President Obama’s second inaugural address called for a renewed spirit of collaboration and innovation throughout the U.S. to ensure that poverty and hardship won’t continue to stand in the way of our children’s and our nation’s future success. No society can prosper unless all its children have an equal chance to thrive.

We recognize that the challenges facing America’s vulnerable children are deep, systemic, and heartbreaking. Because of the economic crisis, divergent wealth patterns, and fractured systems, addressing the plight of America’s disadvantaged communities requires businesses, governments, philanthropies, and communities to test out new approaches and fresh ways of thinking. At the W.K. Kellogg Foundation, we’re doing just that.

As a long-time funder through grantmaking to not-for-profit initiatives in education, health, anti-poverty, and other areas, the W.K. Kellogg Foundation works alongside communities across the country to help foster educated kids, healthy kids, and secure families. Recently, the foundation recognized that an emerging class of for-profit entities also exhibited the capacity for addressing our core concern of advancing the needs and best interests of vulnerable children. While other foundations, like the F.B. Heron Foundation, have paved the way for this work, we are finding new opportunities with investments that provide families with a range of critical resources such as affordable homes, a living wage job, and access to quality preschool or nutritious meals, daily.

In 2007 the Kellogg Foundation decided to expand its approach to philanthropy by allocating $100 million of endowment dollars to a new program called “Mission Driven Investing,” giving equal weight to both social impact and financial returns. Our investments align with the Foundation’s overall goals, mission, and priorities, and our investments are expected to achieve a market rate return.

However, this is not simply about financial returns. We draw upon our insights and learning from community-focused grantmaking approaches to inform our impact investing strategies. We have the same direct involvement and relationships with our investment partners as we do with our grantee partners.

The field of impact investing is garnering a lot of attention. We seek a grant portfolio diverse in size and scope. Our investments come in all shapes and sizes and in a variety of asset classes—for example cash deposits, fixed income, and private equity—and across all our program areas of interest. By seeking direct equity investments, we have achieved a level of partnership and activity that passive investments through third parties don’t allow.

Insisting that financial success and mission impact are not mutually exclusive has enabled our organization to accomplish a great deal—with more on the horizon. In these first five years, the foundation’s investments have yielded high-impact social and financial returns—ushering in new mobile technologies and innovative tools for educators; providing healthy, affordable school lunches for vulnerable children in New Orleans and other priority places; and expanding access to capital to underserved communities through community banking, to name several.

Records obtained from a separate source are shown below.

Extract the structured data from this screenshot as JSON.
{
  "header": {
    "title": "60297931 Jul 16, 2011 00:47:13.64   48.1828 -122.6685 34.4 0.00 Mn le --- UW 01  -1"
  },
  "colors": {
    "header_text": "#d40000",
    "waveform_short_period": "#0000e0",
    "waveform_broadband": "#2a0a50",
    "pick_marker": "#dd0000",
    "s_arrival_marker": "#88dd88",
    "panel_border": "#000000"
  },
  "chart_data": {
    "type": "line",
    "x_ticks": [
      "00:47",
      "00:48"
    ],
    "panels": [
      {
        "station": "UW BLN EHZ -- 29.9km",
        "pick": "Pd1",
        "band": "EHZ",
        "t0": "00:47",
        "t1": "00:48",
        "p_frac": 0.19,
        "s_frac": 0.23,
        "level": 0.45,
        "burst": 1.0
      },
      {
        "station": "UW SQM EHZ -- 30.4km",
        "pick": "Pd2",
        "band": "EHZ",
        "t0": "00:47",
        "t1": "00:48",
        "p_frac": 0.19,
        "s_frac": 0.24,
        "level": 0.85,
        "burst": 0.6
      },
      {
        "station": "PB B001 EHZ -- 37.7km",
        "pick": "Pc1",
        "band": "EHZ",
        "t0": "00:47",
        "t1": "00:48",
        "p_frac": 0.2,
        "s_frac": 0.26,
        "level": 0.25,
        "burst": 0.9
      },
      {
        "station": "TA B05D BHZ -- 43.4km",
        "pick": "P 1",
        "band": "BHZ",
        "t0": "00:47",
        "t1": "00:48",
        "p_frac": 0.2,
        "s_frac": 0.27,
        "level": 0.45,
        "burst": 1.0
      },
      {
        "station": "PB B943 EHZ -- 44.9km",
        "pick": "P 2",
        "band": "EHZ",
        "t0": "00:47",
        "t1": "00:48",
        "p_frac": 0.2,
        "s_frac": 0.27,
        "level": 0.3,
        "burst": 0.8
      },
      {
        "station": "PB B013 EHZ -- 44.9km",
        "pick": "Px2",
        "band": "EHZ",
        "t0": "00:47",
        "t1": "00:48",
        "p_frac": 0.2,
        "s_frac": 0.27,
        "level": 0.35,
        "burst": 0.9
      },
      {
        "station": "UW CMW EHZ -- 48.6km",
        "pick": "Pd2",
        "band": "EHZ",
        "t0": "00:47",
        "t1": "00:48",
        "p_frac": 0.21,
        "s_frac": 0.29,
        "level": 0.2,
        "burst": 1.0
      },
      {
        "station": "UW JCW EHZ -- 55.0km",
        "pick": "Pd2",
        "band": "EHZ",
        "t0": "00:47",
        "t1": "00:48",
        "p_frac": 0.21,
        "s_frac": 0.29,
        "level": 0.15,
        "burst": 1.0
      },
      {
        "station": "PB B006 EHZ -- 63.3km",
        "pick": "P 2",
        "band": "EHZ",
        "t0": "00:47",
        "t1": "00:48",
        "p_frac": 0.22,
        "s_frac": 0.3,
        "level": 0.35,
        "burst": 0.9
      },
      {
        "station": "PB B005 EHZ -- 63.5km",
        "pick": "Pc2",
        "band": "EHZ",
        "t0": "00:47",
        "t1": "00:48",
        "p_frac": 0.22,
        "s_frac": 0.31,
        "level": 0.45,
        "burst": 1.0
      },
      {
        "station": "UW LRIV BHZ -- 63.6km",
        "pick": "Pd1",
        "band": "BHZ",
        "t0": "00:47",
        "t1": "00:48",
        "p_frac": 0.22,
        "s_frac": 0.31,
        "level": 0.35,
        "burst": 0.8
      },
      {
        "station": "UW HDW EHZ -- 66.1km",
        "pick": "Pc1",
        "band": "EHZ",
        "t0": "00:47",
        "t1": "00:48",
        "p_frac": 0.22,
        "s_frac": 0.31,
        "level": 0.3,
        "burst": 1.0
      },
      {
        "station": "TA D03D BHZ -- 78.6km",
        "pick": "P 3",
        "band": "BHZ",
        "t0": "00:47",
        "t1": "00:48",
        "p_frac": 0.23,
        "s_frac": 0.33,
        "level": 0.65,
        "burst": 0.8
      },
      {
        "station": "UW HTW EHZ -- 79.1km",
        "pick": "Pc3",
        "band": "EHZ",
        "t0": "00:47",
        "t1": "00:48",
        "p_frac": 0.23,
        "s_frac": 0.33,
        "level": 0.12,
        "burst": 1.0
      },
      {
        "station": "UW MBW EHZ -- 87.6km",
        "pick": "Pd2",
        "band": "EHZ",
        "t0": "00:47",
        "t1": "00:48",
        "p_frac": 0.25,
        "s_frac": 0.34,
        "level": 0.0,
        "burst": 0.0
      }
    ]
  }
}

Yet successful investments such as those above have not only resulted in significant social impact and market returns, they’ve provided a learning return for our entire organization. Much as our grantmaking legacy provided us with guidance for our entrée into impact investing, now we’re using the lessons learned from our investments to inform our ongoing grantmaking efforts.

By expanding our approach, we’ve discovered possibilities to positively alter outcomes for vulnerable children. We are finding that the combined and applied learning lessons shared among a variety of approaches, including grantmaking, advocacy strategies, and impact investing, makes us most effective. At the Kellogg Foundation we believe it is our responsibility to continue to find creative and innovative ways to deliver on our mission to support children, families, and communities.

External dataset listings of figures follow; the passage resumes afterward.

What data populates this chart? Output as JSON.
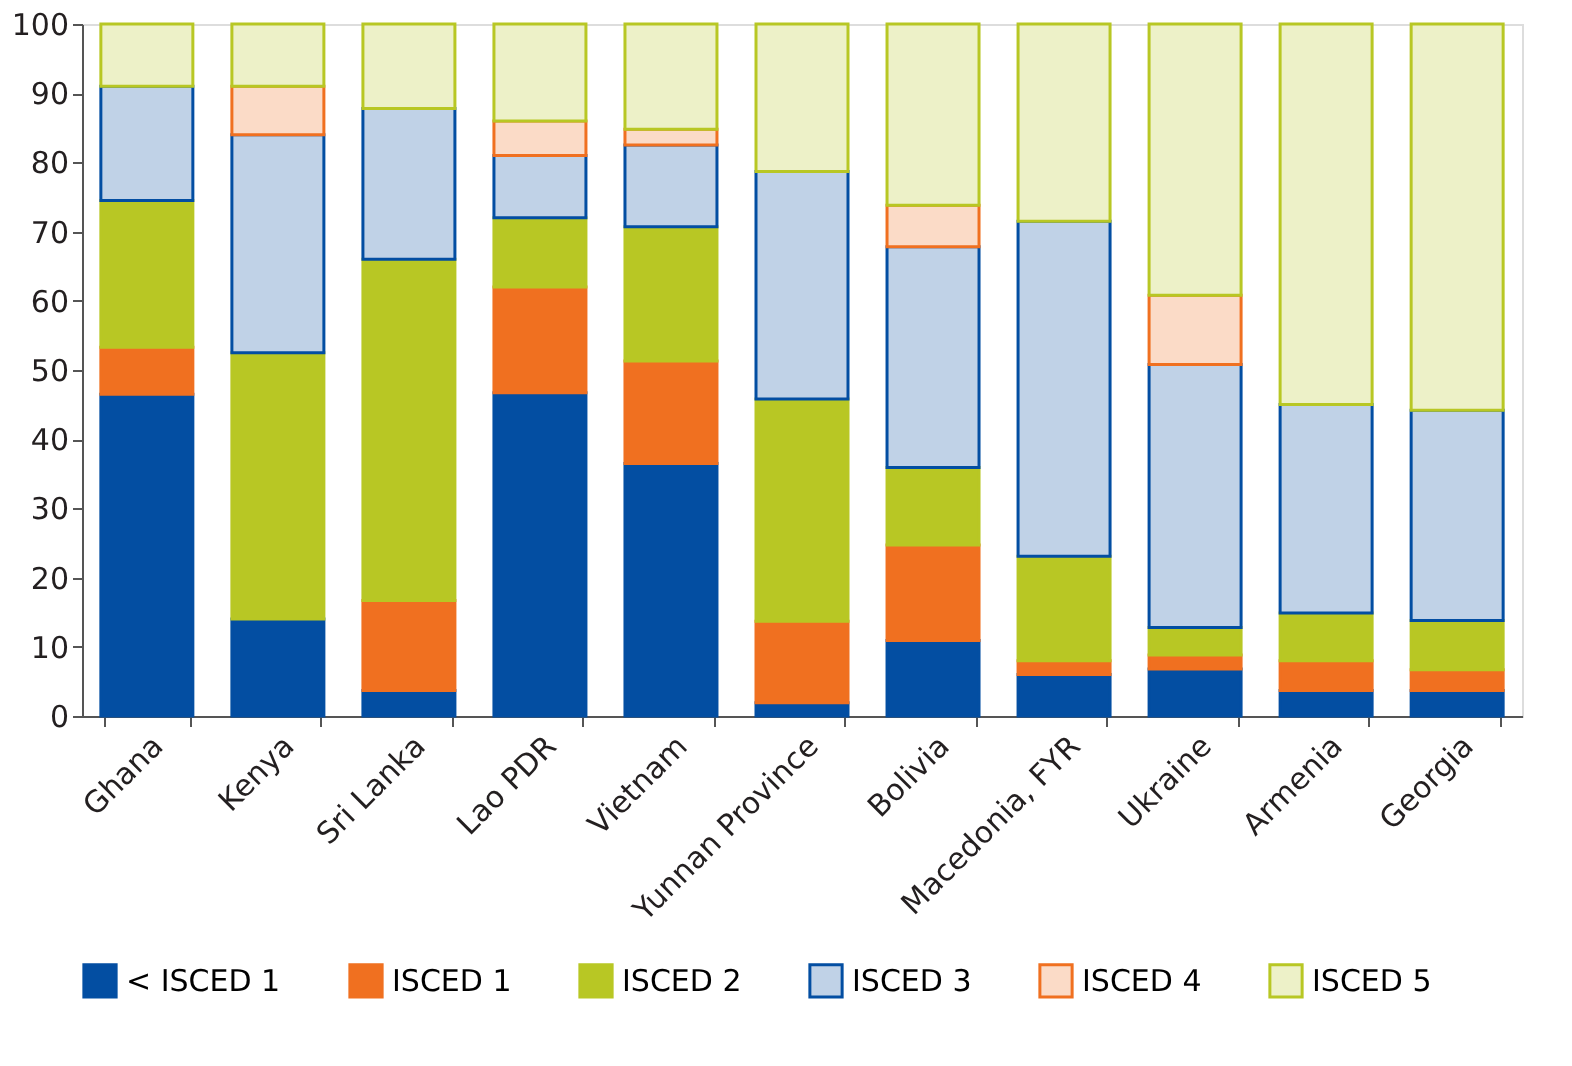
{
  "chart_data": {
    "type": "bar",
    "stacked": true,
    "categories": [
      "Ghana",
      "Kenya",
      "Sri Lanka",
      "Lao PDR",
      "Vietnam",
      "Yunnan Province",
      "Bolivia",
      "Macedonia, FYR",
      "Ukraine",
      "Armenia",
      "Georgia"
    ],
    "series": [
      {
        "name": "< ISCED 1",
        "color": "#034ea2",
        "values": [
          46.5,
          14,
          3.7,
          46.7,
          36.5,
          1.9,
          10.9,
          6,
          6.8,
          3.7,
          3.7
        ]
      },
      {
        "name": "ISCED 1",
        "color": "#f07020",
        "values": [
          6.8,
          0,
          13,
          15.3,
          14.8,
          11.8,
          13.8,
          2,
          2,
          4.3,
          3
        ]
      },
      {
        "name": "ISCED 2",
        "color": "#b8c724",
        "values": [
          21.2,
          38.5,
          49.3,
          10,
          19.4,
          32.1,
          11.2,
          15.1,
          4,
          6.9,
          7.1
        ]
      },
      {
        "name": "ISCED 3",
        "color": "#034ea2",
        "values": [
          16.5,
          31.5,
          21.8,
          9,
          11.8,
          32.9,
          31.9,
          48.4,
          38,
          30.1,
          30.4
        ]
      },
      {
        "name": "ISCED 4",
        "color": "#f07020",
        "values": [
          0,
          7,
          0,
          5,
          2.3,
          0,
          6,
          0,
          10,
          0,
          0
        ]
      },
      {
        "name": "ISCED 5",
        "color": "#b8c724",
        "values": [
          9,
          9,
          12.2,
          14,
          15.2,
          21.3,
          26.2,
          28.5,
          39.2,
          55,
          55.8
        ]
      }
    ],
    "ylim": [
      0,
      100
    ],
    "yticks": [
      0,
      10,
      20,
      30,
      40,
      50,
      60,
      70,
      80,
      90,
      100
    ],
    "grid": false,
    "legend": "bottom"
  }
}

I look forward to expanding on the particulars of how the Kellogg Foundation has implemented this approach during a session on impact investing at the 2013 CEP conference. Antony Bugg-Levine of the Nonprofit Finance Fund, Patrick McCarthy of The Annie E. Casey Foundation, Kathy Merchant of The Greater Cincinnati Foundation, and Tracy Palandjian of Social Finance. will join me in a debate about the merits and limitations of impact investing for institutional philanthropy.

 

Sterling K. Speirn is President and CEO of the W.K. Kellogg Foundation.